Die L1 war eine Tenderlok der Great Northern Railway von Henry Ivatt, die für den Betrieb von Pendlerzügen auf den Strecken der Metropolitan City Lines in London entwickelt wurde. Obwohl vier gekuppelte Achsen und ein Kuppelraddurchmesser von nur 1,42 m eher nach einer Güterzuglok anmuteten, wurde dieser Aufbau zum Erreichen einer möglichst schnellen Beschleunigung gewählt. Der Kessel und der Antrieb stimmten zu großen Teilen mit den vierfach gekuppelten Güterzug-Schlepptenderloks der Klasse K überein. Da sich das Einsatzgebiet in der Stadt und teilweise in Tunneln befand, war eine Einrichtung zum Kondensieren des Dampfes vorhanden. Erkennbar war diese an den Rohren von der Rauchkammer zu den Wassertanks.
Es wurde zuerst nur ein Prototyp gebaut und schnell festgestellt, dass dieser auf eine zu größe Achslast kam. Dies lässt sich dadurch erklären, dass das Gewicht des großen Kessels zusätzlich durch die Wasservorräte und die Kondensationseinrichtung erhöht wurde. Deshalb entstanden die zehn weiteren Serienmaschinen mit einem etwas kleineren Kessel, daran angepassten Zylindern und verkleinerten Wasservorräten. Diese elf Maschinen kamen wie geplant im Personenzugdienst zum Einsatz, sie scheinen sich jedoch nicht besonders bewährt zu haben. Sie bewiesen zwar die Fähigkeit zu einer sehr schnellen Beschleunigung auf 30 mph, schafften aber nicht wesentlich mehr als 40 mph.

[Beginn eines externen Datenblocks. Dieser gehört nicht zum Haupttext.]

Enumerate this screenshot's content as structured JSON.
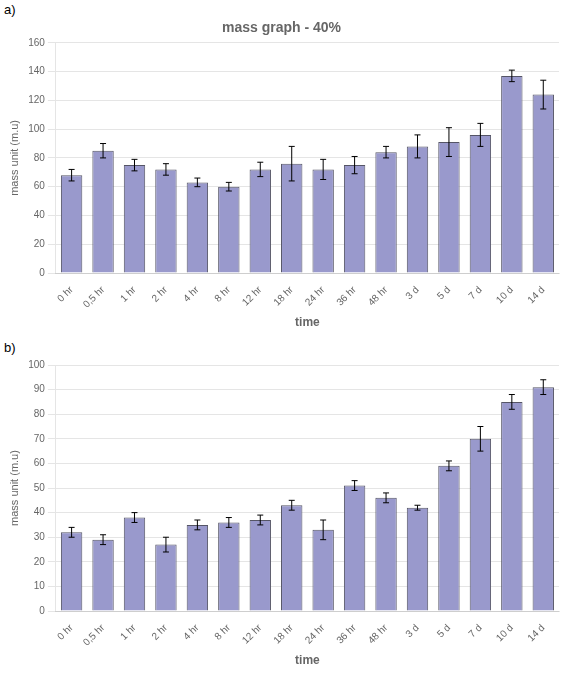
{
  "chart_data": [
    {
      "type": "bar",
      "annotations": [
        "a)"
      ],
      "title": "mass graph - 40%",
      "ylabel": "mass unit (m.u)",
      "xlabel": "time",
      "categories": [
        "0 hr",
        "0,5 hr",
        "1 hr",
        "2 hr",
        "4 hr",
        "8 hr",
        "12 hr",
        "18 hr",
        "24 hr",
        "36 hr",
        "48 hr",
        "3 d",
        "5 d",
        "7 d",
        "10 d",
        "14 d"
      ],
      "values": [
        68,
        85,
        75,
        72,
        63,
        60,
        72,
        76,
        72,
        75,
        84,
        88,
        91,
        96,
        137,
        124
      ],
      "errors": [
        4,
        5,
        4,
        4,
        3,
        3,
        5,
        12,
        7,
        6,
        4,
        8,
        10,
        8,
        4,
        10
      ],
      "color": "#9999cc",
      "ylim": [
        0,
        160
      ],
      "yticks": [
        0,
        20,
        40,
        60,
        80,
        100,
        120,
        140,
        160
      ],
      "grid": true
    },
    {
      "type": "bar",
      "annotations": [
        "b)"
      ],
      "ylabel": "mass unit (m.u)",
      "xlabel": "time",
      "categories": [
        "0 hr",
        "0,5 hr",
        "1 hr",
        "2 hr",
        "4 hr",
        "8 hr",
        "12 hr",
        "18 hr",
        "24 hr",
        "36 hr",
        "48 hr",
        "3 d",
        "5 d",
        "7 d",
        "10 d",
        "14 d"
      ],
      "values": [
        32,
        29,
        38,
        27,
        35,
        36,
        37,
        43,
        33,
        51,
        46,
        42,
        59,
        70,
        85,
        91
      ],
      "errors": [
        2,
        2,
        2,
        3,
        2,
        2,
        2,
        2,
        4,
        2,
        2,
        1,
        2,
        5,
        3,
        3
      ],
      "color": "#9999cc",
      "ylim": [
        0,
        100
      ],
      "yticks": [
        0,
        10,
        20,
        30,
        40,
        50,
        60,
        70,
        80,
        90,
        100
      ],
      "grid": true
    }
  ]
}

Da die Loks eine große Zugkraft hatten, wurden 1905 und 1906 30 weitere für den Einsatz vor Güterzügen im westlichen Yorkshire gebaut. 1907 wurden auch die elf anderen aus London dorthin versetzt. Verteilt auf die Jahre von 1909 bis 1926 bekamen die Loks einen größeren Kessel, der den ursprünglichen Plänen entsprach. Bei sieben Stück wurde ein Überhitzer eingebaut und der Kesseldruck von 175 auf 170 psi reduziert. Lok Nummer 131 wurde versuchsweise auf Ölfeuerung umgebaut. Ab 1923 wurden sie bei der LNER zur Klasse R1. Ab 1927 wurden die ersten Maschinen ausgemustert. Während dieser Zeit gab es einen Vorschlag, die Loks zu dieselbetriebenen Druckluftloks umzubauen. Dabei hätte ein 400 PS starker Dieselmotor einen Tank mit Druckluft gefüllt, welche dann auf die vorhandenen Zylinder gewirkt hätte. Jedoch wurden diese Pläne nicht umgesetzt und 1934 war die letzte Maschine ausgemustert.